Tais mediações ocorrem por meio da função distanciamento71, descrita por Ricoeur (1989). Primeiro um distanciamento do autor em relação ao texto. No bibliodrama, esse distanciamento, a partir das leituras específicas, possibilita ao texto ganhar vida própria, tornando-se autônomo, e, tendo vida, passa a ter sentido próprio para cada leitor. Esses leitores, em consonância com o mundo do texto, a princípio utilizam-se dos métodos de interpretação tanto de análise literária quanto histórica, valendo-se, portanto, da conserva cultural. Esses métodos de interpretação só foram possíveis devido ao estabelecimento de uma escrita que perpetuou a “palavra espontânea”, através dos signos e símbolos (conserva cultural), permitindo a interpretação de uma infinidade de leitores, cada um a sua maneira. Dessa forma, apreende-se o real em sua própria significação individual (compreensão de si), como apropriação, através das “projeções de sentido incluídas no texto”.

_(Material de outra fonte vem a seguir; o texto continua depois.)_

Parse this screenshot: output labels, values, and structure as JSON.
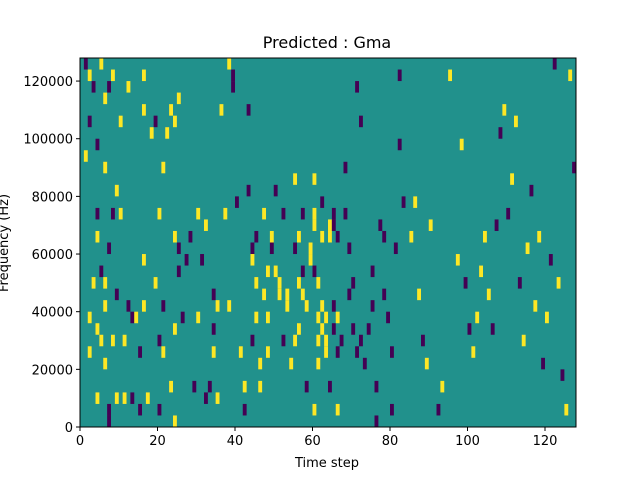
{
  "chart_data": {
    "type": "heatmap",
    "title": "Predicted : Gma",
    "xlabel": "Time step",
    "ylabel": "Frequency (Hz)",
    "xlim": [
      0,
      128
    ],
    "ylim": [
      0,
      128000
    ],
    "xticks": [
      0,
      20,
      40,
      60,
      80,
      100,
      120
    ],
    "xtick_labels": [
      "0",
      "20",
      "40",
      "60",
      "80",
      "100",
      "120"
    ],
    "yticks": [
      0,
      20000,
      40000,
      60000,
      80000,
      100000,
      120000
    ],
    "ytick_labels": [
      "0",
      "20000",
      "40000",
      "60000",
      "80000",
      "100000",
      "120000"
    ],
    "colormap": "viridis",
    "grid": false,
    "colors": {
      "background": "#21918c",
      "high": "#fde725",
      "low": "#440154"
    },
    "bin_hz": 4000,
    "cells": [
      {
        "t": 1,
        "f": 124000,
        "v": "low"
      },
      {
        "t": 2,
        "f": 120000,
        "v": "high"
      },
      {
        "t": 2,
        "f": 104000,
        "v": "low"
      },
      {
        "t": 1,
        "f": 92000,
        "v": "high"
      },
      {
        "t": 3,
        "f": 116000,
        "v": "low"
      },
      {
        "t": 5,
        "f": 124000,
        "v": "high"
      },
      {
        "t": 6,
        "f": 112000,
        "v": "high"
      },
      {
        "t": 7,
        "f": 116000,
        "v": "low"
      },
      {
        "t": 8,
        "f": 120000,
        "v": "high"
      },
      {
        "t": 4,
        "f": 96000,
        "v": "low"
      },
      {
        "t": 6,
        "f": 88000,
        "v": "high"
      },
      {
        "t": 10,
        "f": 104000,
        "v": "high"
      },
      {
        "t": 12,
        "f": 116000,
        "v": "high"
      },
      {
        "t": 9,
        "f": 80000,
        "v": "high"
      },
      {
        "t": 4,
        "f": 72000,
        "v": "low"
      },
      {
        "t": 8,
        "f": 72000,
        "v": "low"
      },
      {
        "t": 10,
        "f": 72000,
        "v": "high"
      },
      {
        "t": 4,
        "f": 64000,
        "v": "high"
      },
      {
        "t": 7,
        "f": 60000,
        "v": "low"
      },
      {
        "t": 5,
        "f": 52000,
        "v": "low"
      },
      {
        "t": 3,
        "f": 48000,
        "v": "high"
      },
      {
        "t": 6,
        "f": 48000,
        "v": "high"
      },
      {
        "t": 9,
        "f": 44000,
        "v": "low"
      },
      {
        "t": 6,
        "f": 40000,
        "v": "high"
      },
      {
        "t": 2,
        "f": 36000,
        "v": "high"
      },
      {
        "t": 4,
        "f": 32000,
        "v": "high"
      },
      {
        "t": 5,
        "f": 28000,
        "v": "high"
      },
      {
        "t": 8,
        "f": 28000,
        "v": "high"
      },
      {
        "t": 2,
        "f": 24000,
        "v": "high"
      },
      {
        "t": 6,
        "f": 20000,
        "v": "high"
      },
      {
        "t": 4,
        "f": 8000,
        "v": "high"
      },
      {
        "t": 7,
        "f": 4000,
        "v": "low"
      },
      {
        "t": 7,
        "f": 0,
        "v": "low"
      },
      {
        "t": 9,
        "f": 8000,
        "v": "high"
      },
      {
        "t": 11,
        "f": 8000,
        "v": "high"
      },
      {
        "t": 11,
        "f": 28000,
        "v": "high"
      },
      {
        "t": 12,
        "f": 40000,
        "v": "low"
      },
      {
        "t": 13,
        "f": 36000,
        "v": "low"
      },
      {
        "t": 14,
        "f": 36000,
        "v": "high"
      },
      {
        "t": 16,
        "f": 40000,
        "v": "high"
      },
      {
        "t": 15,
        "f": 24000,
        "v": "low"
      },
      {
        "t": 13,
        "f": 8000,
        "v": "low"
      },
      {
        "t": 15,
        "f": 4000,
        "v": "low"
      },
      {
        "t": 17,
        "f": 8000,
        "v": "high"
      },
      {
        "t": 16,
        "f": 56000,
        "v": "high"
      },
      {
        "t": 19,
        "f": 48000,
        "v": "high"
      },
      {
        "t": 16,
        "f": 108000,
        "v": "high"
      },
      {
        "t": 16,
        "f": 120000,
        "v": "high"
      },
      {
        "t": 18,
        "f": 100000,
        "v": "high"
      },
      {
        "t": 19,
        "f": 104000,
        "v": "low"
      },
      {
        "t": 20,
        "f": 72000,
        "v": "high"
      },
      {
        "t": 21,
        "f": 88000,
        "v": "high"
      },
      {
        "t": 21,
        "f": 40000,
        "v": "low"
      },
      {
        "t": 20,
        "f": 28000,
        "v": "low"
      },
      {
        "t": 21,
        "f": 24000,
        "v": "high"
      },
      {
        "t": 20,
        "f": 4000,
        "v": "low"
      },
      {
        "t": 22,
        "f": 100000,
        "v": "high"
      },
      {
        "t": 24,
        "f": 104000,
        "v": "high"
      },
      {
        "t": 23,
        "f": 108000,
        "v": "high"
      },
      {
        "t": 25,
        "f": 112000,
        "v": "high"
      },
      {
        "t": 25,
        "f": 60000,
        "v": "low"
      },
      {
        "t": 24,
        "f": 64000,
        "v": "high"
      },
      {
        "t": 25,
        "f": 52000,
        "v": "low"
      },
      {
        "t": 24,
        "f": 32000,
        "v": "high"
      },
      {
        "t": 23,
        "f": 12000,
        "v": "high"
      },
      {
        "t": 24,
        "f": 0,
        "v": "high"
      },
      {
        "t": 26,
        "f": 36000,
        "v": "low"
      },
      {
        "t": 27,
        "f": 56000,
        "v": "low"
      },
      {
        "t": 28,
        "f": 64000,
        "v": "low"
      },
      {
        "t": 29,
        "f": 12000,
        "v": "low"
      },
      {
        "t": 30,
        "f": 36000,
        "v": "high"
      },
      {
        "t": 31,
        "f": 56000,
        "v": "low"
      },
      {
        "t": 30,
        "f": 72000,
        "v": "high"
      },
      {
        "t": 32,
        "f": 68000,
        "v": "high"
      },
      {
        "t": 32,
        "f": 8000,
        "v": "low"
      },
      {
        "t": 33,
        "f": 12000,
        "v": "low"
      },
      {
        "t": 34,
        "f": 44000,
        "v": "low"
      },
      {
        "t": 35,
        "f": 40000,
        "v": "high"
      },
      {
        "t": 34,
        "f": 24000,
        "v": "high"
      },
      {
        "t": 34,
        "f": 32000,
        "v": "low"
      },
      {
        "t": 35,
        "f": 8000,
        "v": "high"
      },
      {
        "t": 36,
        "f": 108000,
        "v": "high"
      },
      {
        "t": 37,
        "f": 72000,
        "v": "high"
      },
      {
        "t": 38,
        "f": 40000,
        "v": "high"
      },
      {
        "t": 38,
        "f": 124000,
        "v": "high"
      },
      {
        "t": 39,
        "f": 116000,
        "v": "low"
      },
      {
        "t": 39,
        "f": 120000,
        "v": "low"
      },
      {
        "t": 40,
        "f": 76000,
        "v": "low"
      },
      {
        "t": 41,
        "f": 24000,
        "v": "high"
      },
      {
        "t": 42,
        "f": 12000,
        "v": "high"
      },
      {
        "t": 42,
        "f": 4000,
        "v": "low"
      },
      {
        "t": 43,
        "f": 108000,
        "v": "low"
      },
      {
        "t": 43,
        "f": 80000,
        "v": "low"
      },
      {
        "t": 44,
        "f": 60000,
        "v": "low"
      },
      {
        "t": 45,
        "f": 64000,
        "v": "low"
      },
      {
        "t": 44,
        "f": 56000,
        "v": "high"
      },
      {
        "t": 45,
        "f": 48000,
        "v": "high"
      },
      {
        "t": 45,
        "f": 36000,
        "v": "high"
      },
      {
        "t": 44,
        "f": 28000,
        "v": "low"
      },
      {
        "t": 46,
        "f": 20000,
        "v": "high"
      },
      {
        "t": 46,
        "f": 12000,
        "v": "high"
      },
      {
        "t": 47,
        "f": 44000,
        "v": "high"
      },
      {
        "t": 48,
        "f": 52000,
        "v": "high"
      },
      {
        "t": 48,
        "f": 36000,
        "v": "high"
      },
      {
        "t": 49,
        "f": 64000,
        "v": "high"
      },
      {
        "t": 47,
        "f": 72000,
        "v": "high"
      },
      {
        "t": 48,
        "f": 24000,
        "v": "high"
      },
      {
        "t": 49,
        "f": 60000,
        "v": "low"
      },
      {
        "t": 50,
        "f": 80000,
        "v": "low"
      },
      {
        "t": 50,
        "f": 52000,
        "v": "high"
      },
      {
        "t": 51,
        "f": 48000,
        "v": "high"
      },
      {
        "t": 51,
        "f": 44000,
        "v": "high"
      },
      {
        "t": 52,
        "f": 72000,
        "v": "low"
      },
      {
        "t": 52,
        "f": 28000,
        "v": "low"
      },
      {
        "t": 53,
        "f": 44000,
        "v": "high"
      },
      {
        "t": 53,
        "f": 40000,
        "v": "high"
      },
      {
        "t": 54,
        "f": 20000,
        "v": "high"
      },
      {
        "t": 55,
        "f": 84000,
        "v": "high"
      },
      {
        "t": 56,
        "f": 64000,
        "v": "high"
      },
      {
        "t": 55,
        "f": 60000,
        "v": "low"
      },
      {
        "t": 56,
        "f": 48000,
        "v": "high"
      },
      {
        "t": 56,
        "f": 32000,
        "v": "high"
      },
      {
        "t": 55,
        "f": 28000,
        "v": "high"
      },
      {
        "t": 57,
        "f": 72000,
        "v": "low"
      },
      {
        "t": 57,
        "f": 52000,
        "v": "low"
      },
      {
        "t": 57,
        "f": 44000,
        "v": "high"
      },
      {
        "t": 58,
        "f": 40000,
        "v": "high"
      },
      {
        "t": 58,
        "f": 12000,
        "v": "low"
      },
      {
        "t": 59,
        "f": 60000,
        "v": "high"
      },
      {
        "t": 59,
        "f": 56000,
        "v": "high"
      },
      {
        "t": 60,
        "f": 84000,
        "v": "high"
      },
      {
        "t": 60,
        "f": 72000,
        "v": "high"
      },
      {
        "t": 60,
        "f": 68000,
        "v": "high"
      },
      {
        "t": 60,
        "f": 52000,
        "v": "low"
      },
      {
        "t": 61,
        "f": 48000,
        "v": "high"
      },
      {
        "t": 61,
        "f": 36000,
        "v": "high"
      },
      {
        "t": 61,
        "f": 28000,
        "v": "high"
      },
      {
        "t": 61,
        "f": 20000,
        "v": "high"
      },
      {
        "t": 60,
        "f": 4000,
        "v": "high"
      },
      {
        "t": 62,
        "f": 76000,
        "v": "low"
      },
      {
        "t": 62,
        "f": 64000,
        "v": "high"
      },
      {
        "t": 62,
        "f": 40000,
        "v": "high"
      },
      {
        "t": 62,
        "f": 32000,
        "v": "high"
      },
      {
        "t": 63,
        "f": 36000,
        "v": "high"
      },
      {
        "t": 63,
        "f": 28000,
        "v": "high"
      },
      {
        "t": 63,
        "f": 24000,
        "v": "high"
      },
      {
        "t": 64,
        "f": 68000,
        "v": "high"
      },
      {
        "t": 64,
        "f": 64000,
        "v": "high"
      },
      {
        "t": 64,
        "f": 12000,
        "v": "low"
      },
      {
        "t": 65,
        "f": 72000,
        "v": "low"
      },
      {
        "t": 65,
        "f": 68000,
        "v": "low"
      },
      {
        "t": 65,
        "f": 40000,
        "v": "low"
      },
      {
        "t": 65,
        "f": 32000,
        "v": "low"
      },
      {
        "t": 66,
        "f": 64000,
        "v": "low"
      },
      {
        "t": 66,
        "f": 36000,
        "v": "high"
      },
      {
        "t": 66,
        "f": 24000,
        "v": "low"
      },
      {
        "t": 66,
        "f": 4000,
        "v": "high"
      },
      {
        "t": 67,
        "f": 28000,
        "v": "low"
      },
      {
        "t": 68,
        "f": 88000,
        "v": "low"
      },
      {
        "t": 68,
        "f": 72000,
        "v": "low"
      },
      {
        "t": 69,
        "f": 60000,
        "v": "low"
      },
      {
        "t": 69,
        "f": 44000,
        "v": "low"
      },
      {
        "t": 70,
        "f": 48000,
        "v": "low"
      },
      {
        "t": 70,
        "f": 32000,
        "v": "low"
      },
      {
        "t": 71,
        "f": 116000,
        "v": "low"
      },
      {
        "t": 72,
        "f": 104000,
        "v": "low"
      },
      {
        "t": 71,
        "f": 24000,
        "v": "low"
      },
      {
        "t": 72,
        "f": 28000,
        "v": "low"
      },
      {
        "t": 73,
        "f": 20000,
        "v": "low"
      },
      {
        "t": 74,
        "f": 32000,
        "v": "low"
      },
      {
        "t": 75,
        "f": 40000,
        "v": "low"
      },
      {
        "t": 75,
        "f": 52000,
        "v": "low"
      },
      {
        "t": 76,
        "f": 0,
        "v": "low"
      },
      {
        "t": 76,
        "f": 12000,
        "v": "low"
      },
      {
        "t": 77,
        "f": 68000,
        "v": "low"
      },
      {
        "t": 78,
        "f": 64000,
        "v": "low"
      },
      {
        "t": 78,
        "f": 44000,
        "v": "low"
      },
      {
        "t": 79,
        "f": 36000,
        "v": "low"
      },
      {
        "t": 80,
        "f": 24000,
        "v": "low"
      },
      {
        "t": 80,
        "f": 4000,
        "v": "low"
      },
      {
        "t": 81,
        "f": 60000,
        "v": "low"
      },
      {
        "t": 82,
        "f": 96000,
        "v": "low"
      },
      {
        "t": 82,
        "f": 120000,
        "v": "low"
      },
      {
        "t": 83,
        "f": 76000,
        "v": "low"
      },
      {
        "t": 85,
        "f": 64000,
        "v": "high"
      },
      {
        "t": 86,
        "f": 76000,
        "v": "high"
      },
      {
        "t": 87,
        "f": 44000,
        "v": "high"
      },
      {
        "t": 88,
        "f": 28000,
        "v": "low"
      },
      {
        "t": 89,
        "f": 20000,
        "v": "high"
      },
      {
        "t": 90,
        "f": 68000,
        "v": "high"
      },
      {
        "t": 92,
        "f": 4000,
        "v": "low"
      },
      {
        "t": 93,
        "f": 12000,
        "v": "high"
      },
      {
        "t": 95,
        "f": 120000,
        "v": "high"
      },
      {
        "t": 97,
        "f": 56000,
        "v": "high"
      },
      {
        "t": 98,
        "f": 96000,
        "v": "high"
      },
      {
        "t": 99,
        "f": 48000,
        "v": "low"
      },
      {
        "t": 100,
        "f": 32000,
        "v": "low"
      },
      {
        "t": 101,
        "f": 24000,
        "v": "high"
      },
      {
        "t": 102,
        "f": 36000,
        "v": "high"
      },
      {
        "t": 103,
        "f": 52000,
        "v": "high"
      },
      {
        "t": 104,
        "f": 64000,
        "v": "high"
      },
      {
        "t": 105,
        "f": 44000,
        "v": "high"
      },
      {
        "t": 106,
        "f": 32000,
        "v": "low"
      },
      {
        "t": 107,
        "f": 68000,
        "v": "low"
      },
      {
        "t": 108,
        "f": 100000,
        "v": "low"
      },
      {
        "t": 109,
        "f": 108000,
        "v": "high"
      },
      {
        "t": 110,
        "f": 72000,
        "v": "low"
      },
      {
        "t": 111,
        "f": 84000,
        "v": "high"
      },
      {
        "t": 112,
        "f": 104000,
        "v": "high"
      },
      {
        "t": 113,
        "f": 48000,
        "v": "low"
      },
      {
        "t": 114,
        "f": 28000,
        "v": "high"
      },
      {
        "t": 115,
        "f": 60000,
        "v": "high"
      },
      {
        "t": 116,
        "f": 80000,
        "v": "low"
      },
      {
        "t": 117,
        "f": 40000,
        "v": "high"
      },
      {
        "t": 118,
        "f": 64000,
        "v": "high"
      },
      {
        "t": 119,
        "f": 20000,
        "v": "low"
      },
      {
        "t": 120,
        "f": 36000,
        "v": "high"
      },
      {
        "t": 121,
        "f": 56000,
        "v": "low"
      },
      {
        "t": 122,
        "f": 124000,
        "v": "low"
      },
      {
        "t": 123,
        "f": 48000,
        "v": "high"
      },
      {
        "t": 124,
        "f": 16000,
        "v": "low"
      },
      {
        "t": 125,
        "f": 4000,
        "v": "high"
      },
      {
        "t": 126,
        "f": 120000,
        "v": "high"
      },
      {
        "t": 127,
        "f": 88000,
        "v": "low"
      }
    ]
  }
}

Mais uma vez, Moreno aproxima-se de Ricoeur ao propor a espontaneidade e a criatividade como categorias fundamentais à ação bibliodramática. Os objetivos somente serão alcançados caso essa ressignificação agregue novos valores existenciais à experiência humana. Mobilizado pela mensagem divina, esse sentido existencial é despertado pela vivência religiosa que emerge do mundo do texto bíblico.

Encontra-se, nesse aspecto, o papel imprescindível do diretor do bibliodrama, que possibilita ao grupo e aos indivíduos manterem-se em sintonia com a fé proferida, em detrimento de uma interpretação desfigurada e sem sentido, de modo que a experiência bibliodramática tenha consonância com a fé propagada e seja coerente com a comunidade em que se encontra inserida.

A ação bibliodramática é concluída quando essas novas experiências, esses ressignificados possibilitam a apropriação do texto, segundo as Escrituras, por meio do momento vivenciado, de modo que seu maior desafio é o ponto em que a liberdade humana choca-se contra o enigma do mal e do fracasso. Nesses momentos, diante das situações limites, como a morte, o sofrimento e a culpa, as experiências vividas tomam dimensões de difícil manejo, com dificuldades de elaboração: “No coração da modernidade corrosiva, o homem é chamado pelo poder transformador dos textos da Revelação, suscitando nele um ato criativo de interpretação e um testemunho novo” (RICOEUR, 2006, p. 2).

Essas significações emergem como representação narrativa metafórica e poder poético, agregando novos sentidos e significados que, implicitamente, estavam no texto.

71 Ricoeur (1989, p. 109) revela a função primordial e positiva da distanciação para a hermenêutica: “um

aspecto fundamental da própria historicidade da experiência humana, a saber, que ela (a distanciação) é uma comunicação na e pela distância”.

Trata-se de uma criatividade de sentidos, o “ainda-não-dito” revelado no texto, possibilitando espaço à ação bibliodramática. A partir das metáforas, da narrativa e da imaginação composta de elementos históricos ou fictícios (invenção), em consonância com elementos circunstanciais e contextuais, obtêm-se os elementos necessários à dramatização dos novos sentidos e descobertas existenciais despertadas pela vivência do bibliodrama. Desenvolve-se a ação dramática a partir da mobilização dos papéis do imaginário e do desempenho da realidade suplementar.

Isso só é possível devido à interseção entre o “mundo do texto” e o “mundo do leitor”: dramatizando-se novos sentidos bíblicos, constrói-se uma identidade dinâmica do texto, desenvolve-se o que é revelado e comunicado, indo além da significação interna do texto, isto é, projetando um novo horizonte a partir da vivência bibliodramática.